PKU case study: Ciara (9) and Luke (4) Willetts

‘Feeding them is a huge challenge every day,’ says Dublin mother

Ciara (9) and Luke (4) Willetts, from Shankill in Dublin who both have PKU.

Ciara (9) and Luke (4) Willetts, from Shankill in Dublin who both have PKU.

 

Ciara (9) and Luke (4) Willetts, from Shankill, Co Dublin, were both diagnosed with PKU through the heel-prick test shortly after birth.

Their mother, Karen Willetts, said she and her husband had never heard of the condition when Ciara was diagnosed and were very concerned when told if there was no intervention, their daughter would have severe mental and physical disability.

Both children are now on very restricted diets and can only have 10g a day of natural protein. Two tablespoons of peas, for example, contain 1g; a Weetabix for breakfast contains 2.5g.

Their diet is broken down into parts, Ms Willetts said; natural protein, then foods without protein, such as grapes, apples and melons, and specially manufactured low-protein products such as pasta, milk and flour.

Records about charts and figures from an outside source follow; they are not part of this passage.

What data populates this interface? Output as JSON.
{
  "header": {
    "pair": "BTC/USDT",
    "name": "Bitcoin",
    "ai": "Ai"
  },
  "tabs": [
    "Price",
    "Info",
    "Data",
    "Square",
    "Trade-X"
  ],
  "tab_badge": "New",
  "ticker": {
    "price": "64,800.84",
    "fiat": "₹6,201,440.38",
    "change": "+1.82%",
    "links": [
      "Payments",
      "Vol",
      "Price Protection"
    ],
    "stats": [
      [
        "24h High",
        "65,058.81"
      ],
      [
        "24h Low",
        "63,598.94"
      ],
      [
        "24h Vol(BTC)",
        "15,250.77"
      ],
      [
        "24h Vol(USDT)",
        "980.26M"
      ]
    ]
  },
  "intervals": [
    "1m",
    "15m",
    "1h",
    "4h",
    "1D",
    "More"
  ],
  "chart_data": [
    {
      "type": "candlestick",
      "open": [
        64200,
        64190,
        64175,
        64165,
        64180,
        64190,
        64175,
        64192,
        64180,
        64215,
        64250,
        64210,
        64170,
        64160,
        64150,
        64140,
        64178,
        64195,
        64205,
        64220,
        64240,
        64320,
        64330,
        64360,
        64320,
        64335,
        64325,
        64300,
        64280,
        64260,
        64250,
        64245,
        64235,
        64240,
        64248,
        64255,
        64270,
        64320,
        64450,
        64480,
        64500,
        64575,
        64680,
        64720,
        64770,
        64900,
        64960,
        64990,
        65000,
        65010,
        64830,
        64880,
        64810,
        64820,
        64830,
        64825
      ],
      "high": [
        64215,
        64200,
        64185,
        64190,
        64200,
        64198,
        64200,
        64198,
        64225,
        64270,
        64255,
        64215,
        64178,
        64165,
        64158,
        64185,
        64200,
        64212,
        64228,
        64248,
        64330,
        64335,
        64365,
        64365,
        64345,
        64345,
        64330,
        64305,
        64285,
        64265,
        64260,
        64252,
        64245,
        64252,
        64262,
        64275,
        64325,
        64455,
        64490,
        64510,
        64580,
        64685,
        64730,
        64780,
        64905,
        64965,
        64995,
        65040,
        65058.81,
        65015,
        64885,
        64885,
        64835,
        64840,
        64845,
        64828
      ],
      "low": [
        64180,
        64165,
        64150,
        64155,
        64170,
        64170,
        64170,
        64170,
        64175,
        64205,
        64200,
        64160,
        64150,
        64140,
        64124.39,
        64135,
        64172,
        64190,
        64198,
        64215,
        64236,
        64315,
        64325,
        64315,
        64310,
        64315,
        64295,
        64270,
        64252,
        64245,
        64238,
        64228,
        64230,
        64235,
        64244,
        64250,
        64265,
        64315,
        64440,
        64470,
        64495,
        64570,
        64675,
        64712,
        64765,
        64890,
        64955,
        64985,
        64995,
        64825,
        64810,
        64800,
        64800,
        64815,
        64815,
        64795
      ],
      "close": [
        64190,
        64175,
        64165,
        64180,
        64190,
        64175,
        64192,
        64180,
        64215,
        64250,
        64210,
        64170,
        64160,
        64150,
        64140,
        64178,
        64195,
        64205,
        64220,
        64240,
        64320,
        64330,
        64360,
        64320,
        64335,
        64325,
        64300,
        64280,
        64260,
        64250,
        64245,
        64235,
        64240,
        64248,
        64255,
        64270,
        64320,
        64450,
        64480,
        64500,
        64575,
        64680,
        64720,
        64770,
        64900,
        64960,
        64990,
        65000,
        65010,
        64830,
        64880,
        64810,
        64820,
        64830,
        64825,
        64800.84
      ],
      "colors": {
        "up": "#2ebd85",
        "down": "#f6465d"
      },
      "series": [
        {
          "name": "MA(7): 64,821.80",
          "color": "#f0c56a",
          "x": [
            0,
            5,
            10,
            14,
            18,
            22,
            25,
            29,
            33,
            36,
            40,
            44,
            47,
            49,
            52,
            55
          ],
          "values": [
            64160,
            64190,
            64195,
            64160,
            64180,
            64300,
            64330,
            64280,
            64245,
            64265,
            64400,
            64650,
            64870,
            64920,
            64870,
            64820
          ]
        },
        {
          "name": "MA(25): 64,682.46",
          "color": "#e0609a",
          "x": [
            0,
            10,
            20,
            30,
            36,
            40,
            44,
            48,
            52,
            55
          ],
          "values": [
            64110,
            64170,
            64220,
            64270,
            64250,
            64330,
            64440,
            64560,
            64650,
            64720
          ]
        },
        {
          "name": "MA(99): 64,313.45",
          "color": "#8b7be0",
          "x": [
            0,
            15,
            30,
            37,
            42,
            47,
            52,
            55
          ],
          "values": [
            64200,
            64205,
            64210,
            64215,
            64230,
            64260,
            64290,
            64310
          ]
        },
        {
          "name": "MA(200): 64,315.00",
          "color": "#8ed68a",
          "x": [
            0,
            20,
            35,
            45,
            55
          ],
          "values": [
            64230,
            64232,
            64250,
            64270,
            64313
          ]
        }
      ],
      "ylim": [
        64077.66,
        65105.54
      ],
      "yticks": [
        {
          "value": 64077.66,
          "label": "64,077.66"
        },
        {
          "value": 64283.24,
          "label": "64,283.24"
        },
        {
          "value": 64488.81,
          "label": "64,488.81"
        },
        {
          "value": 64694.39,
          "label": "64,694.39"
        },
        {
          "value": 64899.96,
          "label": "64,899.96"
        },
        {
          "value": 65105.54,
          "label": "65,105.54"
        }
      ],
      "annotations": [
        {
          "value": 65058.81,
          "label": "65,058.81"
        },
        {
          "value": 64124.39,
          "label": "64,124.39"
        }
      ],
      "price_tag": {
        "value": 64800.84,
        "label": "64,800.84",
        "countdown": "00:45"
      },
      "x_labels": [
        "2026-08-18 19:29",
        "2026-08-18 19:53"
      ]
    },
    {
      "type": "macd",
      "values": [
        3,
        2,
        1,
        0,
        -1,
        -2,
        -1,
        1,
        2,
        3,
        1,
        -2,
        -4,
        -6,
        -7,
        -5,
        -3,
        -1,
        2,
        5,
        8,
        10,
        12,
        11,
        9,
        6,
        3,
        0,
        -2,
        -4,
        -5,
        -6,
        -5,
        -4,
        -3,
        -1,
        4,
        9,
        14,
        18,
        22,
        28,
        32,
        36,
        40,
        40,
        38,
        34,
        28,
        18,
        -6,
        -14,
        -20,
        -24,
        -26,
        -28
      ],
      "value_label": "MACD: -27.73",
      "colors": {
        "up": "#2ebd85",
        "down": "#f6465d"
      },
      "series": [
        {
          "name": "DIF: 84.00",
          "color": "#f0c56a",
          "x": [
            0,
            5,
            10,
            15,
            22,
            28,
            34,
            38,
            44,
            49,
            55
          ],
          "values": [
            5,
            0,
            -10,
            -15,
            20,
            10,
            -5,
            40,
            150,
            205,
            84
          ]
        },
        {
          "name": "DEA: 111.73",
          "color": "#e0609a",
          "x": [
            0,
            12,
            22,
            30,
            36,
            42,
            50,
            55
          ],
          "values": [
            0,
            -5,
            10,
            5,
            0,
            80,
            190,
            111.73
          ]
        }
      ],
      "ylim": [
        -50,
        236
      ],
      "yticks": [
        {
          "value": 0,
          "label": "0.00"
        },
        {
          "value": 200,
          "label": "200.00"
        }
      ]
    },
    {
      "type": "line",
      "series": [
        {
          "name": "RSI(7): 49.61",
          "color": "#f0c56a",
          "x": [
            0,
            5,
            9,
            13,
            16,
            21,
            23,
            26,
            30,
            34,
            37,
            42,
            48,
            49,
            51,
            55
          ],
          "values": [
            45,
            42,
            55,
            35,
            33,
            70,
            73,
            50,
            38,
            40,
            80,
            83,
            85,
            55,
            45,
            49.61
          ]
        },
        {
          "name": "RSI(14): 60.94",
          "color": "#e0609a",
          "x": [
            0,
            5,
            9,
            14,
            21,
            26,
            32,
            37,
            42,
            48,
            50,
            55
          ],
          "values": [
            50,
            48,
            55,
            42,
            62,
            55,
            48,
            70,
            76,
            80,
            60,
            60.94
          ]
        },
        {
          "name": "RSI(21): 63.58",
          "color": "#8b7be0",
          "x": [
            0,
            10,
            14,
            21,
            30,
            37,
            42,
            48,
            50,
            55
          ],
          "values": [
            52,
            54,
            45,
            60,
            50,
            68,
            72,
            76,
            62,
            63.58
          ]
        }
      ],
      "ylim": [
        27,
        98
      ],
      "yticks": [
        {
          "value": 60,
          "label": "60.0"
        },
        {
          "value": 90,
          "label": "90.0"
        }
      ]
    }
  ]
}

They must also drink a “pretty unpalatable” synthetic formula four times a day, which provides all the other elements of protein they need to grow, excluding phenylalanine, the specific amino acid the children cannot tolerate. And they require weekly blood tests to ensure their levels of phenylalanine are under control.

“Feeding them every day is a huge challenge,” said Ms Willetts.

“Every time we leave the house I have to make sure I have their synthetic protein with us and that wherever we are going, there is something they can eat or I have to bring it with us.”

When Luke, who has just started junior infants, was invited to a birthday party recently, Ms Willetts had to call the mother, ask what the other children would be eating and cook something similar for Luke to take with him.

Despite adhering to the diet, the children still have some difficulties with cognitive function and, in the future, bone density could be a problem.

If the new drug, Kuvan, was available, brain functioning would improve, Ms Willetts said, and the children would be able to tolerate higher levels of natural protein.

“The drug would ease the burden of PKU,” she said.

“I would urge manufacturers and the HSE to get together and work this out.”